This specification defines a Uniform Resource Name namespace for UUIDs (Universally Unique IDentifier), also known as GUIDs (Globally Unique IDentifier). A UUID is 128 bits long, and requires no central registration process. The information here is meant to be a concise guide for those wishing to implement services using UUIDs as URNs. Nothing in this document should be construed to override the DCE standards that defined UUIDs. There is an ITU-T Recommendation and ISO/IEC Standard  that are derived from earlier versions of this document. Both sets of specifications have been aligned, and are fully technically compatible. In addition, a global registration function is being provided by the Telecommunications Standardisation Bureau of ITU-T; for details see <http://www.itu.int/ITU-T/asn1/uuid.html>.
One of the main reasons for using UUIDs is that no centralized authority is required to administer them (although one format uses IEEE 802 node identifiers, others do not). As a result, generation on demand can be completely automated, and used for a variety of purposes. The UUID generation algorithm described here supports very high allocation rates of up to 10 million per second per machine if necessary, so that they could even be used as transaction IDs. UUIDs are of a fixed size (128 bits) which is reasonably small compared to other alternatives. This lends itself well to sorting, ordering, and hashing of all sorts, storing in databases, simple allocation, and ease of programming in general. Since UUIDs are unique and persistent, they make excellent Uniform Resource Names. The unique ability to generate a new UUID without a registration process allows for UUIDs to be one of the URNs with the lowest minting cost.
Status of This Memo
This document specifies an Internet standards track protocol for the Internet community, and requests discussion and suggestions for improvements. Please refer to the current edition of the "Internet Official Protocol Standards" (STD 1) for the standardization state and status of this protocol. Distribution of this memo is unlimited.

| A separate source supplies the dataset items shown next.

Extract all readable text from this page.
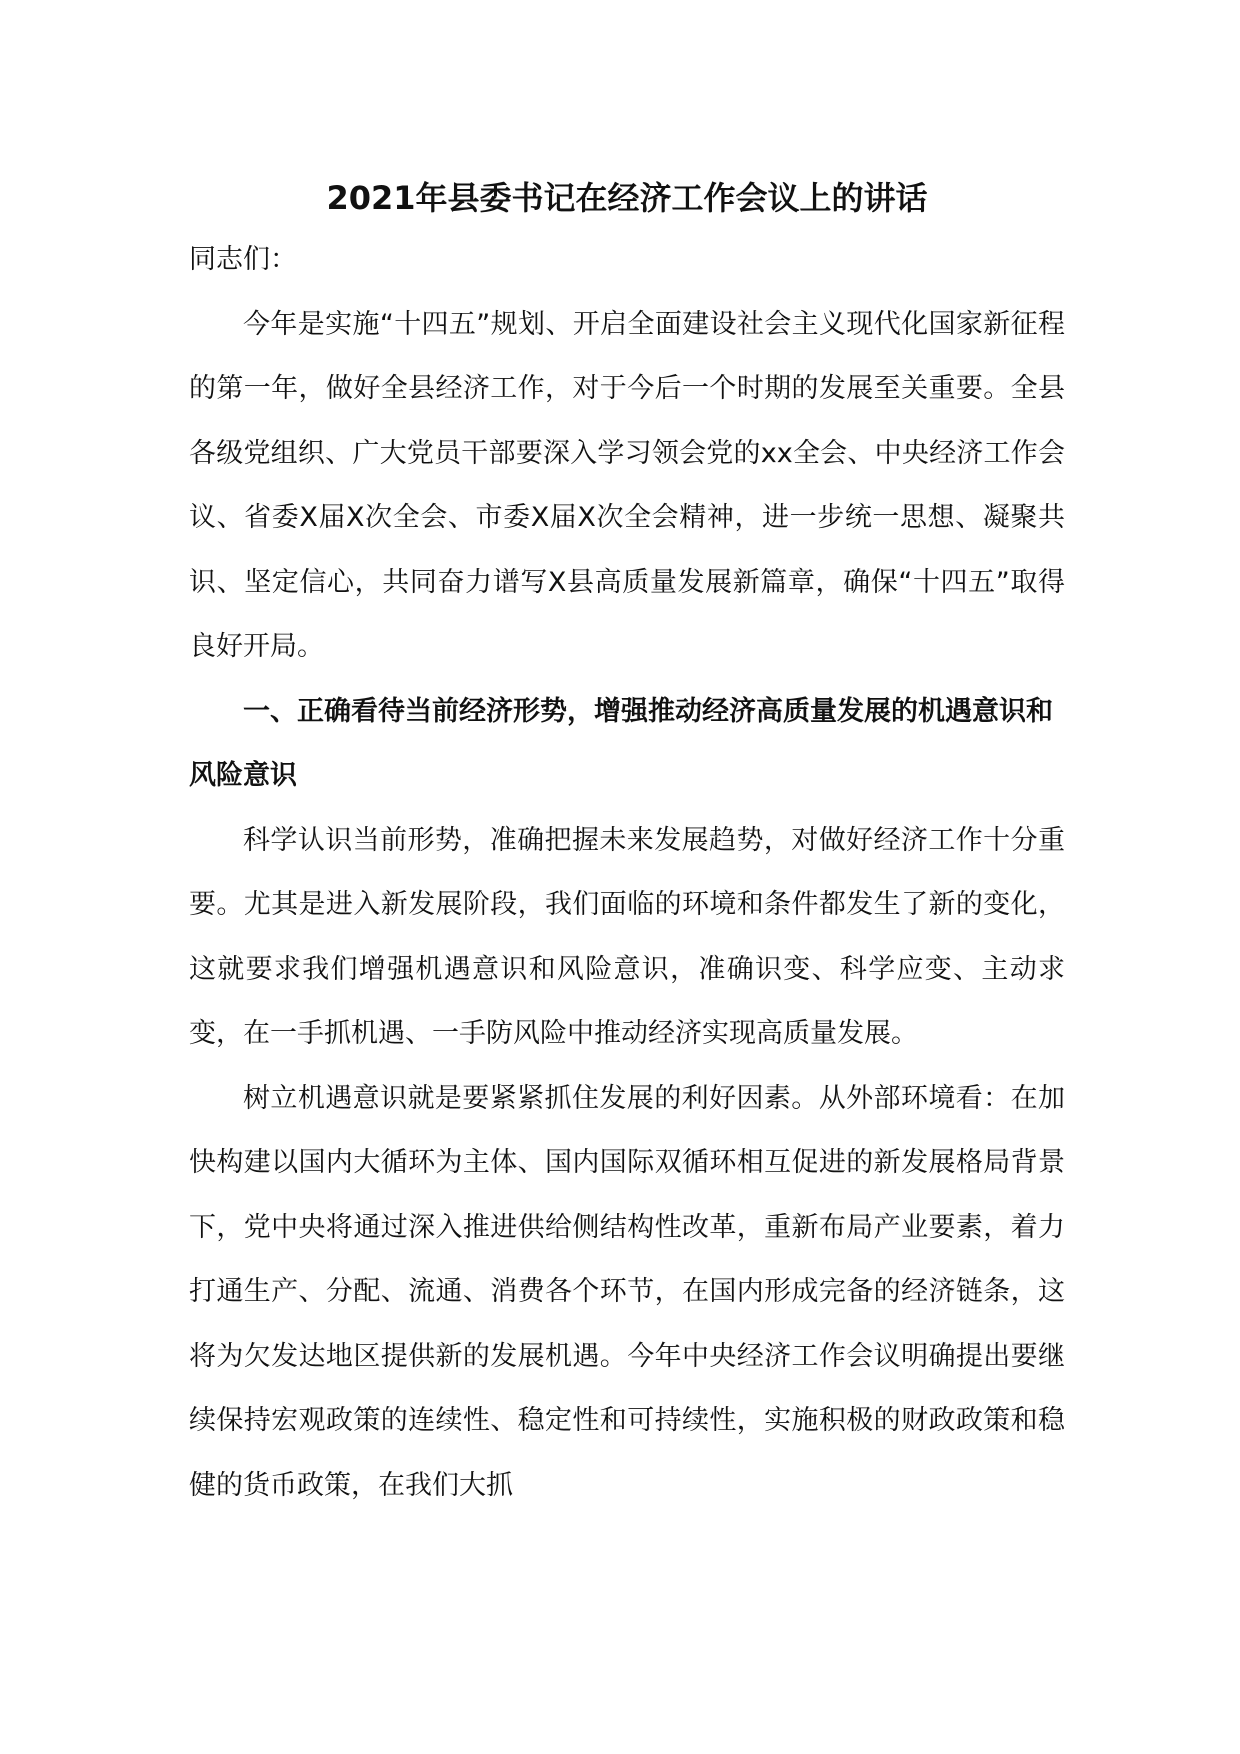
2021年县委书记在经济工作会议上的讲话

同志们：

今年是实施“十四五”规划、开启全面建设社会主义现代化国家新征程的第一年，做好全县经济工作，对于今后一个时期的发展至关重要。全县各级党组织、广大党员干部要深入学习领会党的xx全会、中央经济工作会议、省委X届X次全会、市委X届X次全会精神，进一步统一思想、凝聚共识、坚定信心，共同奋力谱写X县高质量发展新篇章，确保“十四五”取得良好开局。

一、正确看待当前经济形势，增强推动经济高质量发展的机遇意识和风险意识

科学认识当前形势，准确把握未来发展趋势，对做好经济工作十分重要。尤其是进入新发展阶段，我们面临的环境和条件都发生了新的变化，这就要求我们增强机遇意识和风险意识，准确识变、科学应变、主动求变，在一手抓机遇、一手防风险中推动经济实现高质量发展。

树立机遇意识就是要紧紧抓住发展的利好因素。从外部环境看：在加快构建以国内大循环为主体、国内国际双循环相互促进的新发展格局背景下，党中央将通过深入推进供给侧结构性改革，重新布局产业要素，着力打通生产、分配、流通、消费各个环节，在国内形成完备的经济链条，这将为欠发达地区提供新的发展机遇。今年中央经济工作会议明确提出要继续保持宏观政策的连续性、稳定性和可持续性，实施积极的财政政策和稳健的货币政策，在我们大抓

This specification defines a Uniform Resource Name namespace for UUIDs (Universally Unique IDentifier), also known as GUIDs (Globally Unique IDentifier). A UUID is 128 bits long, and can guarantee uniqueness across space and time. UUIDs were originally used in the Apollo Network Computing System and later in the Open Software Foundation's (OSF) Distributed Computing Environment (DCE), and then in Microsoft Windows platforms. This specification is derived from the DCE specification with the kind permission of the OSF (now known as The Open Group). Information from earlier versions of the DCE specification have been incorporated into this document.